Excessive Alcohol Intake
Excessive alcohol intake can harm the body's immune system. Alcohol ingestion deprives the body of protective nutrients, leaving the body susceptible to invaders. High doses of alcohol suppress the ability of the white blood cells to multiply and it inhibits the action of natural killer cells. Damage to the immune system increases in proportion to the quantity of alcohol consumed. Amounts of alcohol that are enough to cause intoxication are also enough to suppress immunity.

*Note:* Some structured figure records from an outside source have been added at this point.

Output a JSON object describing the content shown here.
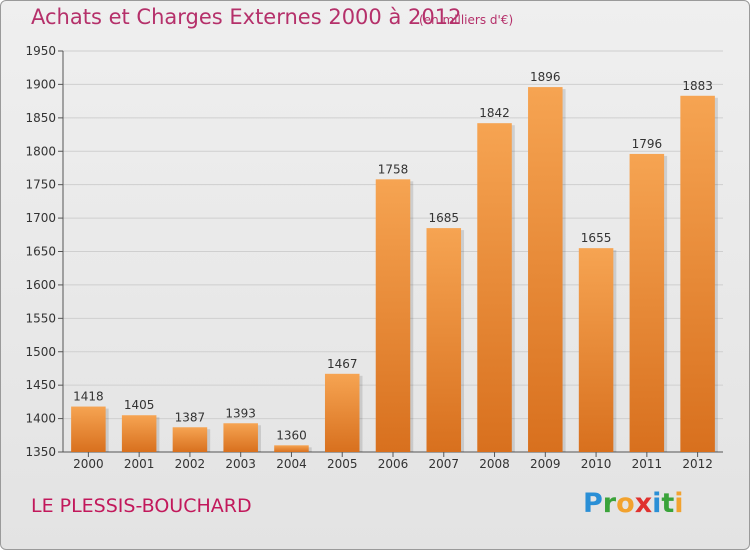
{
  "title": "Achats et Charges Externes 2000 à 2012",
  "unit": "(en milliers d'€)",
  "commune": "LE PLESSIS-BOUCHARD",
  "logo": {
    "letters": [
      "P",
      "r",
      "o",
      "x",
      "i",
      "t",
      "i"
    ],
    "colors": [
      "#2a8fd6",
      "#3aa33a",
      "#f2a22e",
      "#e0312e",
      "#2a8fd6",
      "#3aa33a",
      "#f2a22e"
    ]
  },
  "colors": {
    "bar_top": "#f6a452",
    "bar_bottom": "#d8701e",
    "title": "#b5306a",
    "axis": "#555555"
  },
  "chart_data": {
    "type": "bar",
    "title": "Achats et Charges Externes 2000 à 2012",
    "xlabel": "",
    "ylabel": "",
    "categories": [
      "2000",
      "2001",
      "2002",
      "2003",
      "2004",
      "2005",
      "2006",
      "2007",
      "2008",
      "2009",
      "2010",
      "2011",
      "2012"
    ],
    "values": [
      1418,
      1405,
      1387,
      1393,
      1360,
      1467,
      1758,
      1685,
      1842,
      1896,
      1655,
      1796,
      1883
    ],
    "ylim": [
      1350,
      1950
    ],
    "yticks": [
      1350,
      1400,
      1450,
      1500,
      1550,
      1600,
      1650,
      1700,
      1750,
      1800,
      1850,
      1900,
      1950
    ],
    "grid": true
  }
}
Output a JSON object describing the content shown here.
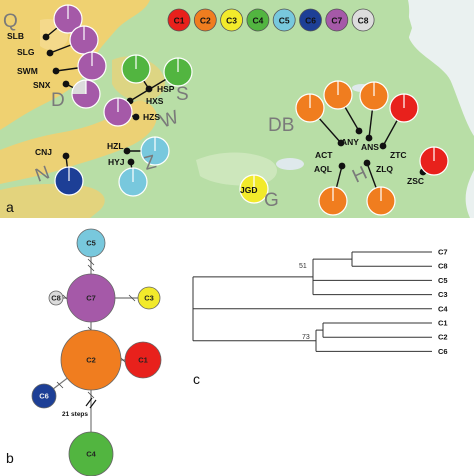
{
  "colors": {
    "C1": "#e8211c",
    "C2": "#f07d1f",
    "C3": "#f2ea2b",
    "C4": "#52b540",
    "C5": "#78c8dd",
    "C6": "#1d3f96",
    "C7": "#a559a8",
    "C8": "#dcdcdc",
    "land": "#b8dea6",
    "highland": "#f5cf6c",
    "sea": "#eaf1f0"
  },
  "panels": {
    "a": "a",
    "b": "b",
    "c": "c"
  },
  "legend": [
    "C1",
    "C2",
    "C3",
    "C4",
    "C5",
    "C6",
    "C7",
    "C8"
  ],
  "regions": [
    {
      "id": "Q",
      "label": "Q"
    },
    {
      "id": "D",
      "label": "D"
    },
    {
      "id": "S",
      "label": "S"
    },
    {
      "id": "W",
      "label": "W"
    },
    {
      "id": "N",
      "label": "N"
    },
    {
      "id": "Z",
      "label": "Z"
    },
    {
      "id": "DB",
      "label": "DB"
    },
    {
      "id": "H",
      "label": "H"
    },
    {
      "id": "G",
      "label": "G"
    }
  ],
  "sites": [
    {
      "id": "SLB",
      "label": "SLB"
    },
    {
      "id": "SLG",
      "label": "SLG"
    },
    {
      "id": "SWM",
      "label": "SWM"
    },
    {
      "id": "SNX",
      "label": "SNX"
    },
    {
      "id": "HSP",
      "label": "HSP"
    },
    {
      "id": "HXS",
      "label": "HXS"
    },
    {
      "id": "HZS",
      "label": "HZS"
    },
    {
      "id": "HZL",
      "label": "HZL"
    },
    {
      "id": "HYJ",
      "label": "HYJ"
    },
    {
      "id": "CNJ",
      "label": "CNJ"
    },
    {
      "id": "JGD",
      "label": "JGD"
    },
    {
      "id": "ACT",
      "label": "ACT"
    },
    {
      "id": "AQL",
      "label": "AQL"
    },
    {
      "id": "ANY",
      "label": "ANY"
    },
    {
      "id": "ANS",
      "label": "ANS"
    },
    {
      "id": "ZTC",
      "label": "ZTC"
    },
    {
      "id": "ZLQ",
      "label": "ZLQ"
    },
    {
      "id": "ZSC",
      "label": "ZSC"
    }
  ],
  "map_pies": [
    {
      "site": "SLB",
      "slices": [
        {
          "hap": "C7",
          "frac": 1
        }
      ]
    },
    {
      "site": "SLG",
      "slices": [
        {
          "hap": "C7",
          "frac": 1
        }
      ]
    },
    {
      "site": "SWM",
      "slices": [
        {
          "hap": "C7",
          "frac": 1
        }
      ]
    },
    {
      "site": "SNX",
      "slices": [
        {
          "hap": "C7",
          "frac": 0.75
        },
        {
          "hap": "C8",
          "frac": 0.25
        }
      ]
    },
    {
      "site": "HSP",
      "slices": [
        {
          "hap": "C4",
          "frac": 1
        }
      ]
    },
    {
      "site": "HXS",
      "slices": [
        {
          "hap": "C4",
          "frac": 1
        }
      ]
    },
    {
      "site": "HZS",
      "slices": [
        {
          "hap": "C7",
          "frac": 1
        }
      ]
    },
    {
      "site": "HZL",
      "slices": [
        {
          "hap": "C5",
          "frac": 1
        }
      ]
    },
    {
      "site": "HYJ",
      "slices": [
        {
          "hap": "C5",
          "frac": 1
        }
      ]
    },
    {
      "site": "CNJ",
      "slices": [
        {
          "hap": "C6",
          "frac": 1
        }
      ]
    },
    {
      "site": "JGD",
      "slices": [
        {
          "hap": "C3",
          "frac": 1
        }
      ]
    },
    {
      "site": "ACT",
      "slices": [
        {
          "hap": "C2",
          "frac": 1
        }
      ]
    },
    {
      "site": "ANY",
      "slices": [
        {
          "hap": "C2",
          "frac": 1
        }
      ]
    },
    {
      "site": "ANS",
      "slices": [
        {
          "hap": "C2",
          "frac": 1
        }
      ]
    },
    {
      "site": "ZTC",
      "slices": [
        {
          "hap": "C1",
          "frac": 1
        }
      ]
    },
    {
      "site": "AQL",
      "slices": [
        {
          "hap": "C2",
          "frac": 1
        }
      ]
    },
    {
      "site": "ZLQ",
      "slices": [
        {
          "hap": "C2",
          "frac": 1
        }
      ]
    },
    {
      "site": "ZSC",
      "slices": [
        {
          "hap": "C1",
          "frac": 1
        }
      ]
    }
  ],
  "network": {
    "nodes": [
      "C5",
      "C7",
      "C8",
      "C3",
      "C2",
      "C1",
      "C6",
      "C4"
    ],
    "edges": [
      [
        "C5",
        "C7"
      ],
      [
        "C7",
        "C8"
      ],
      [
        "C7",
        "C3"
      ],
      [
        "C7",
        "C2"
      ],
      [
        "C2",
        "C1"
      ],
      [
        "C2",
        "C6"
      ],
      [
        "C2",
        "C4"
      ]
    ],
    "long_branch": {
      "from": "C2",
      "to": "C4",
      "label": "21 steps"
    }
  },
  "tree": {
    "tips": [
      "C7",
      "C8",
      "C5",
      "C3",
      "C4",
      "C1",
      "C2",
      "C6"
    ],
    "support": [
      "51",
      "73"
    ]
  }
}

Excessive Processed Food Intake
Foods that contain synthetic colors, dyes, artificial sweeteners, flavors and texturizers can decrease your immunity and be a factor in increasing your body's susceptibility to cold and flu viruses. To keep your immune system at its best, it is important to avoid exposing cooking oils and fats to high heat since this can produce damaging substances.
Excessive Weight Gain
Being overweight by even 10 pounds may also suppress the immune system. Excessive weight may affect the ability of white blood cells to multiply and produce antibodies. Since the excessive consumption of fats and calories can lessen your immune system, it is important to shape your daily intake in such a way that you can become satisfied without overeating.
To stay healthy this cold and flu season eat a diet that contains a variety of fruits and vegetables. These foods ensure that you get the bioflavenoids needed to boost the immune system. Emphasize certified organic foods which are free from pesticides, heavy metals, and residues. These are among the most immune-damaging molecules we can ingest. Drink filtered water to avoid these same immune-suppressing factors that are found in most tap water.